Untitled (Sebucán Series) 2010. Painted wood and stuffed fabric 21 5/8 x 22 3/4 x 17 1/4 in. (55 x 58 x 44 cm) Courtesy Henrique Faria New York
Brathwaite had a profound academic training in sculpture working with artists such as Hubert Dalwood in London and Ossip Zadkin in Paris during a time when sculpture was evolving from modern to contemporary. Fajardo-Hill writes, “Her choice of form and motifs, as well as materials, surpasses the boundaries of tradition. They range from established to experimental, including concrete, plaster, clay, aluminum, bronze, silver, soft sculptures of stuffed fabric, and more recently MDF, demonstrating both freedom and resourcefulness in materiality and making. Brathwaite’s use of colors, often bright and found in nature, are fundamental in embracing the form and are often applied in layers to become an integral element of the sculpture. Her deployment of color is a surprising and unconventional feature of her work, as modelled sculpture is hardly ever polychrome; making her stand out from her teachers and peers since the 1960s. One of the features that makes Brathwaite’s work so exceptional is that it is not possible to identify clear influences in her work, either early on in her career or as a mature artist. Nevertheless, it is fruitful to recognize important relations and closeness with key international and Venezuelan artists without prescribing direct influences. For example, the organic nature of Brathwaite’s volumes dialogues with the sculpture by Barbara Hepworth, Jean Arp, and Hubert Dalwood; the sensuality of her voluptuous forms converses with the work by Louise Bourgeois, Niki de Saint Phalle, Ana Mendieta’s late work, and Margot Römer; and the grounded horizontality of much of her work speaks with artists such as Henry Moore.”
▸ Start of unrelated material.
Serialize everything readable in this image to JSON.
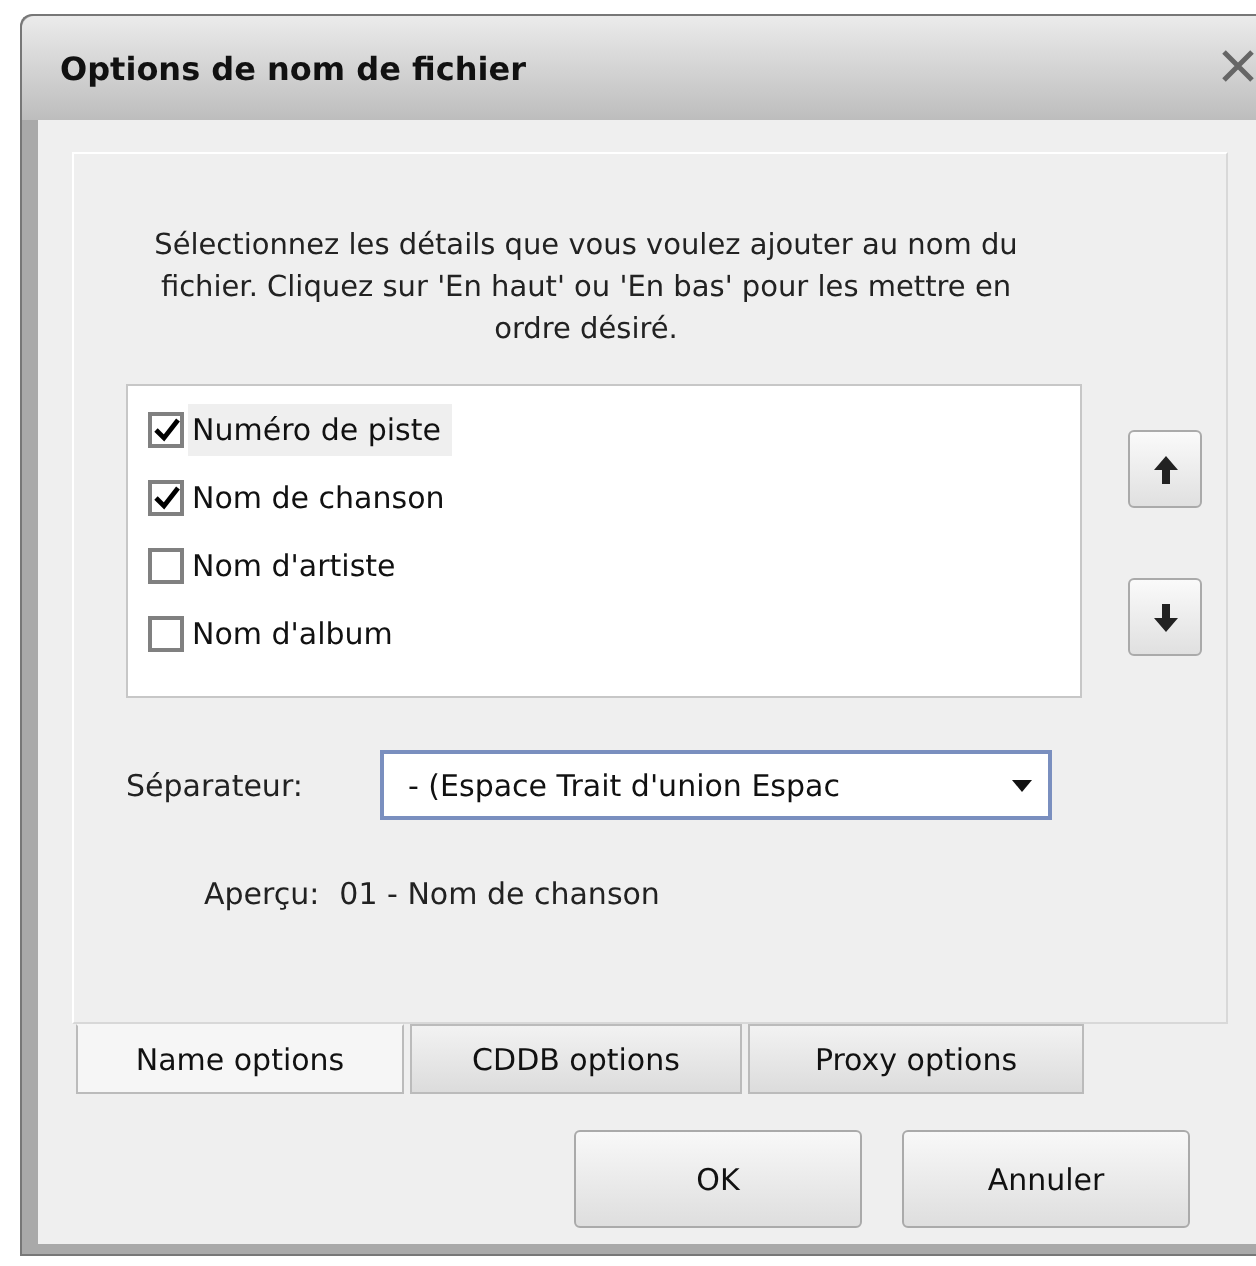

Untitled (Sebucán Series) 2010. Fabric and threads stuffed with various materials 75 x 17 x 11 in. (190 x 44 x 29 cm) Courtesy Henrique Faria New York
Valerie Brathwaite (Trinidad and Tobago, 1940) studied at Hornsey College of Art and The Royal College of Art in London and at The Ecole des Beaux-Arts in Paris. First and foremost a sculptor, she also works in printmaking, painting and drawing. She creates forms of organic abstraction using simple sculptural volumes and sinuous lines, resembling the flora and fauna of the Caribbean. In 1969 she moved to Venezuela, and since has shown her work at Periférico Caracas, Caracas (2008); Art Society of Trinidad and Tobago in Port of Spain (2010); Galería G7, Cento de Arte los Galpones, Caracas (2011); CAF Development Bank of Latin America, Caracas (2012); Oficina#1, Centro Los Galpones, Caracas (2014). Her work is in the collections of The Museum of Contemporary Art, The Museum of Fine Arts, The National Art Gallery, The Alejandro Otero Museum, all in Caracas and The Art Museum of the Americas in Washington, D.C.